What Reggie can’t see is the underlying story that all of this operates over top of. Why is it that Reggie is an automatic yes? If you ask him, he’ll likely answer something along the lines of “That’s just the way I am”. That’s the level at which Reggie’s inquiry ends.

But if we were to dig a little deeper underneath all of this, Reggie may have an underlying story that he’s not pulling his weight, and that, if he’s not helping someone, he’s not providing value. He may have learned this story from his parents growing up, from the training he got in school, and from watching the people in his family live their own lives.

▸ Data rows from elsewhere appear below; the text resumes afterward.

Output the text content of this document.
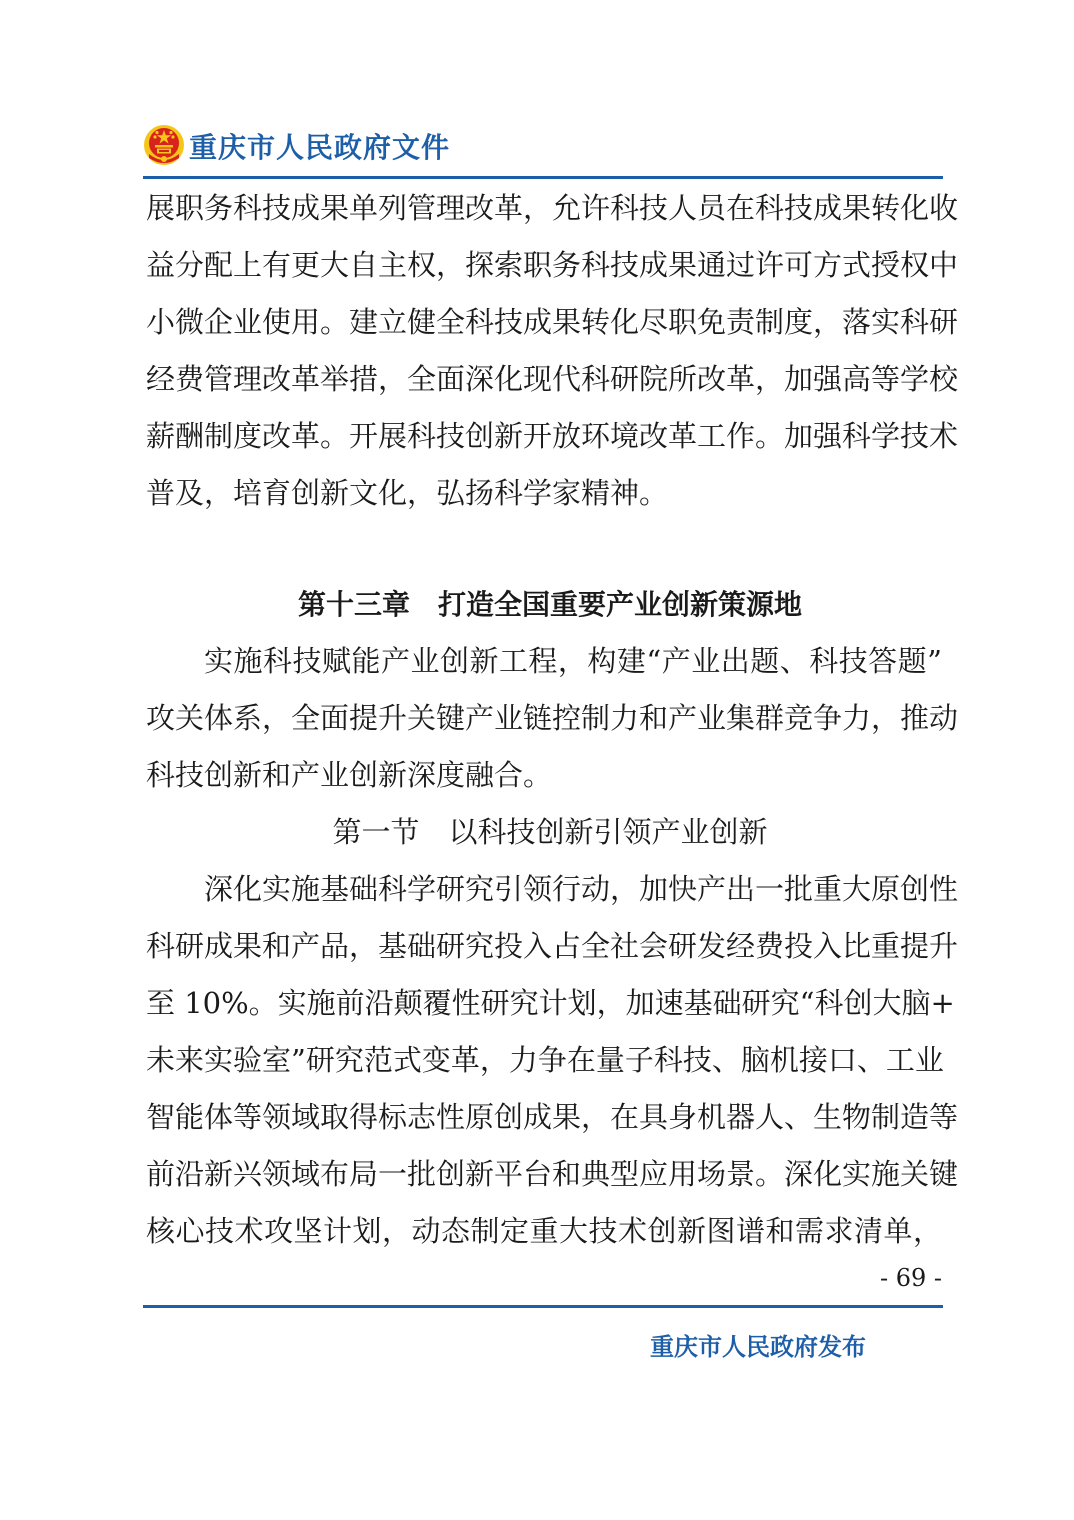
重庆市人民政府文件
展职务科技成果单列管理改革，允许科技人员在科技成果转化收
益分配上有更大自主权，探索职务科技成果通过许可方式授权中
小微企业使用。建立健全科技成果转化尽职免责制度，落实科研
经费管理改革举措，全面深化现代科研院所改革，加强高等学校
薪酬制度改革。开展科技创新开放环境改革工作。加强科学技术
普及，培育创新文化，弘扬科学家精神。
第十三章　打造全国重要产业创新策源地
实施科技赋能产业创新工程，构建“产业出题、科技答题”
攻关体系，全面提升关键产业链控制力和产业集群竞争力，推动
科技创新和产业创新深度融合。
第一节　以科技创新引领产业创新
深化实施基础科学研究引领行动，加快产出一批重大原创性
科研成果和产品，基础研究投入占全社会研发经费投入比重提升
至 10%。实施前沿颠覆性研究计划，加速基础研究“科创大脑+
未来实验室”研究范式变革，力争在量子科技、脑机接口、工业
智能体等领域取得标志性原创成果，在具身机器人、生物制造等
前沿新兴领域布局一批创新平台和典型应用场景。深化实施关键
核心技术攻坚计划，动态制定重大技术创新图谱和需求清单，
- 69 -
重庆市人民政府发布
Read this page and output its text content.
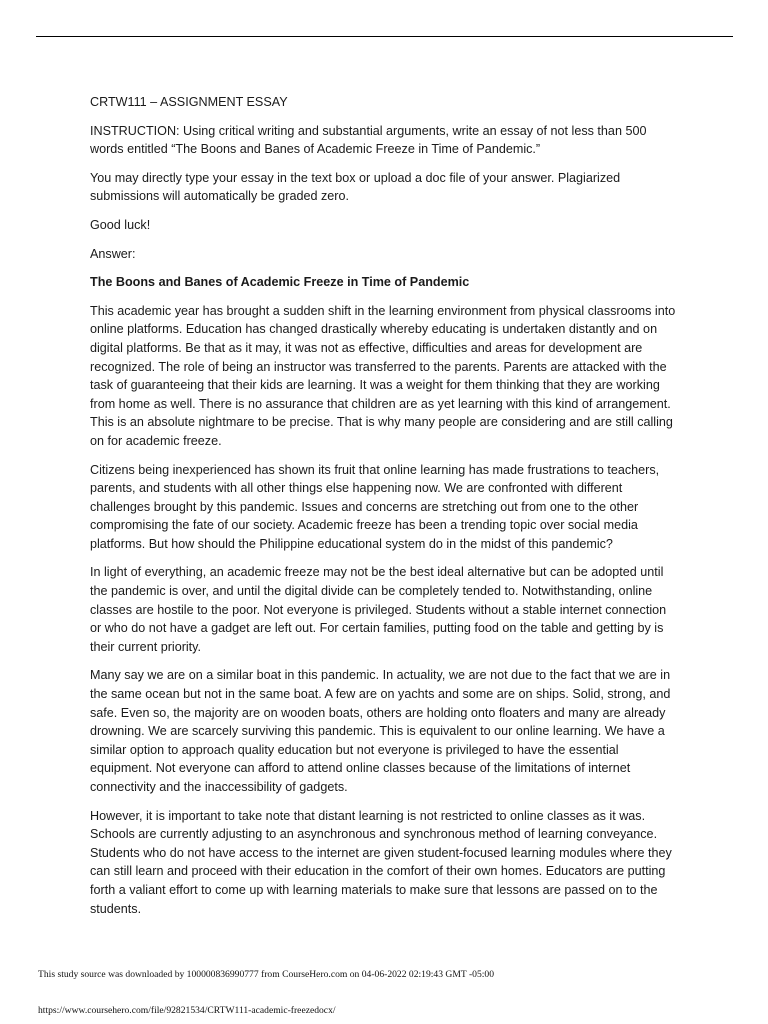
CRTW111 – ASSIGNMENT ESSAY

INSTRUCTION: Using critical writing and substantial arguments, write an essay of not less than 500 words entitled “The Boons and Banes of Academic Freeze in Time of Pandemic.”

You may directly type your essay in the text box or upload a doc file of your answer. Plagiarized submissions will automatically be graded zero.

Good luck!

Answer:

The Boons and Banes of Academic Freeze in Time of Pandemic

This academic year has brought a sudden shift in the learning environment from physical classrooms into online platforms. Education has changed drastically whereby educating is undertaken distantly and on digital platforms. Be that as it may, it was not as effective, difficulties and areas for development are recognized. The role of being an instructor was transferred to the parents. Parents are attacked with the task of guaranteeing that their kids are learning. It was a weight for them thinking that they are working from home as well. There is no assurance that children are as yet learning with this kind of arrangement. This is an absolute nightmare to be precise. That is why many people are considering and are still calling on for academic freeze.

Citizens being inexperienced has shown its fruit that online learning has made frustrations to teachers, parents, and students with all other things else happening now. We are confronted with different challenges brought by this pandemic. Issues and concerns are stretching out from one to the other compromising the fate of our society. Academic freeze has been a trending topic over social media platforms. But how should the Philippine educational system do in the midst of this pandemic?

In light of everything, an academic freeze may not be the best ideal alternative but can be adopted until the pandemic is over, and until the digital divide can be completely tended to. Notwithstanding, online classes are hostile to the poor. Not everyone is privileged. Students without a stable internet connection or who do not have a gadget are left out. For certain families, putting food on the table and getting by is their current priority.

Many say we are on a similar boat in this pandemic. In actuality, we are not due to the fact that we are in the same ocean but not in the same boat. A few are on yachts and some are on ships. Solid, strong, and safe. Even so, the majority are on wooden boats, others are holding onto floaters and many are already drowning. We are scarcely surviving this pandemic. This is equivalent to our online learning. We have a similar option to approach quality education but not everyone is privileged to have the essential equipment. Not everyone can afford to attend online classes because of the limitations of internet connectivity and the inaccessibility of gadgets.

However, it is important to take note that distant learning is not restricted to online classes as it was. Schools are currently adjusting to an asynchronous and synchronous method of learning conveyance. Students who do not have access to the internet are given student-focused learning modules where they can still learn and proceed with their education in the comfort of their own homes. Educators are putting forth a valiant effort to come up with learning materials to make sure that lessons are passed on to the students.

This study source was downloaded by 100000836990777 from CourseHero.com on 04-06-2022 02:19:43 GMT -05:00
https://www.coursehero.com/file/92821534/CRTW111-academic-freezedocx/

This story is determinative for Reggie. Even if he changes his habit to the new one, where he says No more often, he hasn’t addressed the underlying story. In fact, he’s just layered a new habit over top of the old one.

Initially Reggie was the expression of fearing he may not be pulling his weight, and saying Yes to everyone in order to manage this fear. Now, he’s moved into a different experience.

Because he hasn’t shifted the underlying story, Reggie is now the expression of fearing he’s not pulling his weight, and saying No to people over top of that.

Reggie now has more spare time, but it’s filled with guilt and feelings of worthlessness.

Sure, Reggie has spare time now, but it’s now filled with guilt and concern about his value.

When this doesn’t give him the reprieve he’d hoped for, he has one of two choices available: Go back to the old ways, or, figure out some way to numb the pain he now feels about himself and his choices.

There’s no winning here. Either way, Reggie is stuck inside the existing story.

Changing the pattern at the surface level doesn’t really change our underlying experience of life, and it’s the underlying experience of life that we are really seeking to shift.

So, when you are trying to change things up, here are couple of inquiries that may serve you:

1. What are the reasons you take on the habits you are seeking to change? How do they serve you?

Don’t let yourself off the hook with this inquiry by saying “Oh, they don’t serve me at all”. They do. You wouldn’t be doing them otherwise. Really hold your feet to the fire, and get curious about the payoff that may be available when you carry on these patterns.

2. What is the underlying experience you are craving in life, from changing these patterns? What are you really hoping to create for yourself?

3. What is the story (or stories) you have about that experience you are seeking to create? What does it mean to you if you were to sit in peace? What beliefs do you hold, that might have you keep that shift at arm’s length?